Shulamit Nazarian is pleased to present Birthday, a new series of paintings by New York-based artist Bridget Mullen. This will be the artist’s first solo exhibition with the gallery.
The paintings in Birthday utilize two distinct parameters to guide the creation of 32 iterative works: a vertical orientation at an intimate scale of 12 x 9 inches and a visualization of perhaps the ultimate creative act—the moment of birth. Through this consistent scale and thematic hyper focus, the artist employs endless formal variations in composition, color, and paint application. The result is a series of paintings that share a common structure yet champion individuality.
Contrasting colors provoke a visible tension, one that is at times compressed and, in other moments, elastic. Suddenly, abstract shapes come into focus as human anatomies, capable of expressing emotion. Undulating lines of various thicknesses and layered colors squeeze together, revealing peculiar faces and gestures that emerge from a central point. The repetition of thin lines creates a visual stutter of pigment, alluding to the passage of time or rapid movement. As noted by the New York-based painter Michael Stamm in a recent essay on Mullen’s Birthday series, “The paintings are always one absurdist step away from becoming something — an exasperated mom, a monkey shading his eyes with his hands, an art deco dog’s butt. To understand one of Bridget’s paintings is to delight in completing the exquisite corpse of a narrative it has passed one’s way. Her play begets yours.”
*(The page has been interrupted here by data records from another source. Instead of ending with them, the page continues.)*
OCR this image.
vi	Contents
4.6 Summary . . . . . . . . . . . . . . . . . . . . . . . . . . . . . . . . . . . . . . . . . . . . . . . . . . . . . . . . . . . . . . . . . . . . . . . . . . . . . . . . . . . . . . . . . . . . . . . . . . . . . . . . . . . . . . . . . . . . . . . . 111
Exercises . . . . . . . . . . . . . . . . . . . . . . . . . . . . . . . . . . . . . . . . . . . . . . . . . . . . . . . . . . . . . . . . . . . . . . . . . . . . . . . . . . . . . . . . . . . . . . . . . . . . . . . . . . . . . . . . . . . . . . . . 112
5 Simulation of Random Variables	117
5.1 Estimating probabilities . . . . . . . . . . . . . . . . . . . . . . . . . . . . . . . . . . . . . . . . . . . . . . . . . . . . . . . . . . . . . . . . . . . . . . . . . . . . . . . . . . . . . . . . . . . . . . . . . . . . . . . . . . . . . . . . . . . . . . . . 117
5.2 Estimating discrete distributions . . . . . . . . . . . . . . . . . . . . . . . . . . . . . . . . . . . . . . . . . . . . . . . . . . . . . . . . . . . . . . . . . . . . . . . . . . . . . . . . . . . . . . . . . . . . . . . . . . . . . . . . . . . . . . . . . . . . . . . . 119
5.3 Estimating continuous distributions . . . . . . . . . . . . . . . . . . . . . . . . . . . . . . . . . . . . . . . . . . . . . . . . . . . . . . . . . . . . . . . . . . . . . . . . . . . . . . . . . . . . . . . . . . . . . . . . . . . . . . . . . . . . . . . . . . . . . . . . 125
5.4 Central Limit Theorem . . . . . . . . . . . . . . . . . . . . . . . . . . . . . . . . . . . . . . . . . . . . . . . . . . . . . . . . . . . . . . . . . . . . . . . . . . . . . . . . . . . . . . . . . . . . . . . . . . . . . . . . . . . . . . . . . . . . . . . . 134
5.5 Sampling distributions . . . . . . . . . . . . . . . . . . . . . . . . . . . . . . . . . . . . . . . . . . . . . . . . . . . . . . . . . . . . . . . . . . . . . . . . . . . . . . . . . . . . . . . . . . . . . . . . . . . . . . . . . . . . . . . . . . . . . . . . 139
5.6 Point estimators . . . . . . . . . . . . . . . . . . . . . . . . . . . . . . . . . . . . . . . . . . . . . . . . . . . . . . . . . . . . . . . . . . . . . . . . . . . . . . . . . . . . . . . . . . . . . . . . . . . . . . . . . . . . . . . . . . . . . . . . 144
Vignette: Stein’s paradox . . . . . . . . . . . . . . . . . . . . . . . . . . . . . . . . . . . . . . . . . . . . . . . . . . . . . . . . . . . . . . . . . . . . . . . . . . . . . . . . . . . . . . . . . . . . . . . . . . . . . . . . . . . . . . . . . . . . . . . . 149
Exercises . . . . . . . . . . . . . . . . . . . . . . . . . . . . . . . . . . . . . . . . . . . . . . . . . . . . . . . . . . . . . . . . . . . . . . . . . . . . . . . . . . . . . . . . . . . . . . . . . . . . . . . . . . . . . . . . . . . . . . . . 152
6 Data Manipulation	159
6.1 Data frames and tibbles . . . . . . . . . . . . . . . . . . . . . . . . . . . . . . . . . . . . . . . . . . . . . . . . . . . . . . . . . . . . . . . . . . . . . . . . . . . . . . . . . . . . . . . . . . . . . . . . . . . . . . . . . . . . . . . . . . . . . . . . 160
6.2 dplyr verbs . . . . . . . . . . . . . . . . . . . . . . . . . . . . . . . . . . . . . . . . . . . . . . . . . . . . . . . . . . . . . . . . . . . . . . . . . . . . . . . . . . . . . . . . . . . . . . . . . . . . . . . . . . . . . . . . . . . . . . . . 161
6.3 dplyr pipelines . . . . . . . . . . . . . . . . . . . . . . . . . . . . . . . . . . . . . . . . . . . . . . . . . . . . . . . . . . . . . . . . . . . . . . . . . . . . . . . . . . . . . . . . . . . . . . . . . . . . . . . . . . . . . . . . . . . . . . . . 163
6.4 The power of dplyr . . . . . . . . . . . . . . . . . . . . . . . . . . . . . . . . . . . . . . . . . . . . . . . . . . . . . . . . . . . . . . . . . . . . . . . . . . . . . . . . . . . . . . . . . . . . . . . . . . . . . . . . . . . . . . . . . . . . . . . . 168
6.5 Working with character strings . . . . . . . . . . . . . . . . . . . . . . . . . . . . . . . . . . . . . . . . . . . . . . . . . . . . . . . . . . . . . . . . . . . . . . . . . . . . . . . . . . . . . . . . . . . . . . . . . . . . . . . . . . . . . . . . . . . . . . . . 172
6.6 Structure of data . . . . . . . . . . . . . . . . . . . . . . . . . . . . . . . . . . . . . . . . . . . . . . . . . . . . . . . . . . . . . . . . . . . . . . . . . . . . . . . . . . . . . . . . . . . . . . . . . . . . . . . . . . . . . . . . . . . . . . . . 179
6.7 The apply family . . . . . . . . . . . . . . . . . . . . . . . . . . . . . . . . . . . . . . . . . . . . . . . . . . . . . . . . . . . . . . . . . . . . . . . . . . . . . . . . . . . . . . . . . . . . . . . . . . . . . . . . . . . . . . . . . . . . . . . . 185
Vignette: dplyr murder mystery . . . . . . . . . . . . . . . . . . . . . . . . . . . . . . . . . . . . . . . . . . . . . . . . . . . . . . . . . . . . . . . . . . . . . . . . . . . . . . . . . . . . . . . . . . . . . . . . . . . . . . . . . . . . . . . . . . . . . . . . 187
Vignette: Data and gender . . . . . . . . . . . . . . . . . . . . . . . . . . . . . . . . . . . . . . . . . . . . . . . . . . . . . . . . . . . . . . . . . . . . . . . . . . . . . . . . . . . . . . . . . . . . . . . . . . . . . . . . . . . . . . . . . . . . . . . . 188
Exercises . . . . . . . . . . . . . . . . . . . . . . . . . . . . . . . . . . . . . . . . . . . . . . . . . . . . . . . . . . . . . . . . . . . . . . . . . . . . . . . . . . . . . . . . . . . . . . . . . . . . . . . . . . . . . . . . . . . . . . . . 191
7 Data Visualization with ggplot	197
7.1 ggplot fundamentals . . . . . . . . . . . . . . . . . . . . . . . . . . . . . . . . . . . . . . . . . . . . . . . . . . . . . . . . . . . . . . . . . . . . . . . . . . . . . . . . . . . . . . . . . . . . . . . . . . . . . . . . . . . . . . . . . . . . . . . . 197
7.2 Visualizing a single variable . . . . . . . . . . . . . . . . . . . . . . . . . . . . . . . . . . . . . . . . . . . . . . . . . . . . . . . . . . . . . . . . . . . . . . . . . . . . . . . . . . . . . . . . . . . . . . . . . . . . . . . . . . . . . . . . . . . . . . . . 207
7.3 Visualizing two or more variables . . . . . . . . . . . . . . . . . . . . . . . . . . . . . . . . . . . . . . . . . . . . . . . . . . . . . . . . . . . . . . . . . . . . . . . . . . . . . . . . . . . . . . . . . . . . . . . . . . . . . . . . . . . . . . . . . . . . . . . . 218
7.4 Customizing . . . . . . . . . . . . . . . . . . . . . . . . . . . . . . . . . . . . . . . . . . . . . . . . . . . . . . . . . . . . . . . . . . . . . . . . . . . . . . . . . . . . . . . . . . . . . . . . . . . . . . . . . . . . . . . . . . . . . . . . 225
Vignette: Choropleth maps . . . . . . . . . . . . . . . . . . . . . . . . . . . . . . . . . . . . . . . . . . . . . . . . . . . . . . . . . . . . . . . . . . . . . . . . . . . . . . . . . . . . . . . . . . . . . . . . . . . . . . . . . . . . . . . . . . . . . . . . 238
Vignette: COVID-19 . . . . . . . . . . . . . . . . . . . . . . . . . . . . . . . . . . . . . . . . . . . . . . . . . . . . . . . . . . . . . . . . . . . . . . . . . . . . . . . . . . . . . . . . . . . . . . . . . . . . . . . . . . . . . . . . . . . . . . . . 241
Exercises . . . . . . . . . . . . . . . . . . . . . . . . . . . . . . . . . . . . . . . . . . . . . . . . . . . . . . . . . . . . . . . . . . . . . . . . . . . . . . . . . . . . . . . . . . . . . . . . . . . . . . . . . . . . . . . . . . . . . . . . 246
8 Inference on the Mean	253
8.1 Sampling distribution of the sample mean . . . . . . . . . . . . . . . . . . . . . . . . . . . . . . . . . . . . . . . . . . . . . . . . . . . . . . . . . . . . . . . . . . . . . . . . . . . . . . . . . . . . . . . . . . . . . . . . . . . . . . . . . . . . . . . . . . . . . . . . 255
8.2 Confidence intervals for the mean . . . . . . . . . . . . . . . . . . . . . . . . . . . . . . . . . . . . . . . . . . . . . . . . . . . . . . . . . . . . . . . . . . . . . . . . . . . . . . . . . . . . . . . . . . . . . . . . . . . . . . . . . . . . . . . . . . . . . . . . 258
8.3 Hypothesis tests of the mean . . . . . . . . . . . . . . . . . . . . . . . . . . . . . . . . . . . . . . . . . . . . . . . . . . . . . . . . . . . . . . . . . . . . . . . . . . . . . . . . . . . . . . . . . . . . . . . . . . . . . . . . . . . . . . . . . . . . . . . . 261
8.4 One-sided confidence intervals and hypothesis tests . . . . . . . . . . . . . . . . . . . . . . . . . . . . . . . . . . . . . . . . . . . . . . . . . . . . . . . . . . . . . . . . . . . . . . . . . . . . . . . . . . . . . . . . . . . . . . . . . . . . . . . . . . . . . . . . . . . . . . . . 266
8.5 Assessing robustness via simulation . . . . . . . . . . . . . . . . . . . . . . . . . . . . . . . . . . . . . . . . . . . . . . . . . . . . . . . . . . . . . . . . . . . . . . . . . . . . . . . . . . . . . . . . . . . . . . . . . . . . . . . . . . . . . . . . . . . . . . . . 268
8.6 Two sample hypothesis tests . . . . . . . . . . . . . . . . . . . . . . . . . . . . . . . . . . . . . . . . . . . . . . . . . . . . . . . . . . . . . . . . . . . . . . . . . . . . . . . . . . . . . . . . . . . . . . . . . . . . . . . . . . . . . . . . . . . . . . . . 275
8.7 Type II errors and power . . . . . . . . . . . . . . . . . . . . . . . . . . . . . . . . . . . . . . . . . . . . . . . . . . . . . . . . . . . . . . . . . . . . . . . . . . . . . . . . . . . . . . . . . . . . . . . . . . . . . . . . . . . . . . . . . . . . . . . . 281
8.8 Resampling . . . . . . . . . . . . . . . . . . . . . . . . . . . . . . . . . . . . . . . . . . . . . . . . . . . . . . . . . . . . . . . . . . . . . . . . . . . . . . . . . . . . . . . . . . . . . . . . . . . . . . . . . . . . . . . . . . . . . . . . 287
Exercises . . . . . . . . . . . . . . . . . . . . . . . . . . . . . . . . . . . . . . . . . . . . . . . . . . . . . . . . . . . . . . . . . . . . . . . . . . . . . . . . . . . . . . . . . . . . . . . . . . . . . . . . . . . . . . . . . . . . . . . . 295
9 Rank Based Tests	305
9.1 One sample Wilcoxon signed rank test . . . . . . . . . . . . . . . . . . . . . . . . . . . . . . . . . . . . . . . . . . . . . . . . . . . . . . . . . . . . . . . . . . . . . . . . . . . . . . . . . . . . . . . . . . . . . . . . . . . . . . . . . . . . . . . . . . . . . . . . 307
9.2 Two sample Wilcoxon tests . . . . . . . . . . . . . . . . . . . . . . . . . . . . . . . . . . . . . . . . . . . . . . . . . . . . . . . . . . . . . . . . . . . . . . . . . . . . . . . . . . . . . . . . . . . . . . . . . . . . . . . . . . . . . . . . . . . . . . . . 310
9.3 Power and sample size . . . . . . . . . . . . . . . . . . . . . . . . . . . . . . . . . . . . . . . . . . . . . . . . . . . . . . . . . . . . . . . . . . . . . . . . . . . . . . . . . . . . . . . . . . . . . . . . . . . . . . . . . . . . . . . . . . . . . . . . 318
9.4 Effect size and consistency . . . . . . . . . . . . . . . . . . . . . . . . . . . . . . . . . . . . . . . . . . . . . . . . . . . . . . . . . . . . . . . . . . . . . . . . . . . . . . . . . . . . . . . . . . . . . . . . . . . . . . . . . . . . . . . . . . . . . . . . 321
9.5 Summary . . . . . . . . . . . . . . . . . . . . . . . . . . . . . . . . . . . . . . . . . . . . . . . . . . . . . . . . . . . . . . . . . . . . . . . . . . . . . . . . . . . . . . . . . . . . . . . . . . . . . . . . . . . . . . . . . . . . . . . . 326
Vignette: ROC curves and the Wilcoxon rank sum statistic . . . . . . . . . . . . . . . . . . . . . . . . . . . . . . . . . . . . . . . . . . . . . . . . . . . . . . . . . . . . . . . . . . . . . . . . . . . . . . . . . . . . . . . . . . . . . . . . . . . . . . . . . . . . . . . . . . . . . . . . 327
Stamm continues, “Bridget embraces a more contemporary idea of the body as a near-totally unstable and immaterial signifier. Having a gendered body is probably a political condition, Bridget’s paintings suggest, but it is definitely a weird one.” Stamm is both a friend of Mullen and a represented artist at Shulamit Nazarian. His full essay can be found here.
The works in Birthday build on Mullen’s practice, combining color, decisive mark-making, intuition, and experimentation to conjure psychedelic configurations. Sculptural dimensionality and flatness, representation and abstraction, and solidity and fluidity, serve not as dichotomies within these works, but as two complementary halves of a whole. Together, the forms and figures in Birthday are imbued with a sense of life, pregnant with agency and potential.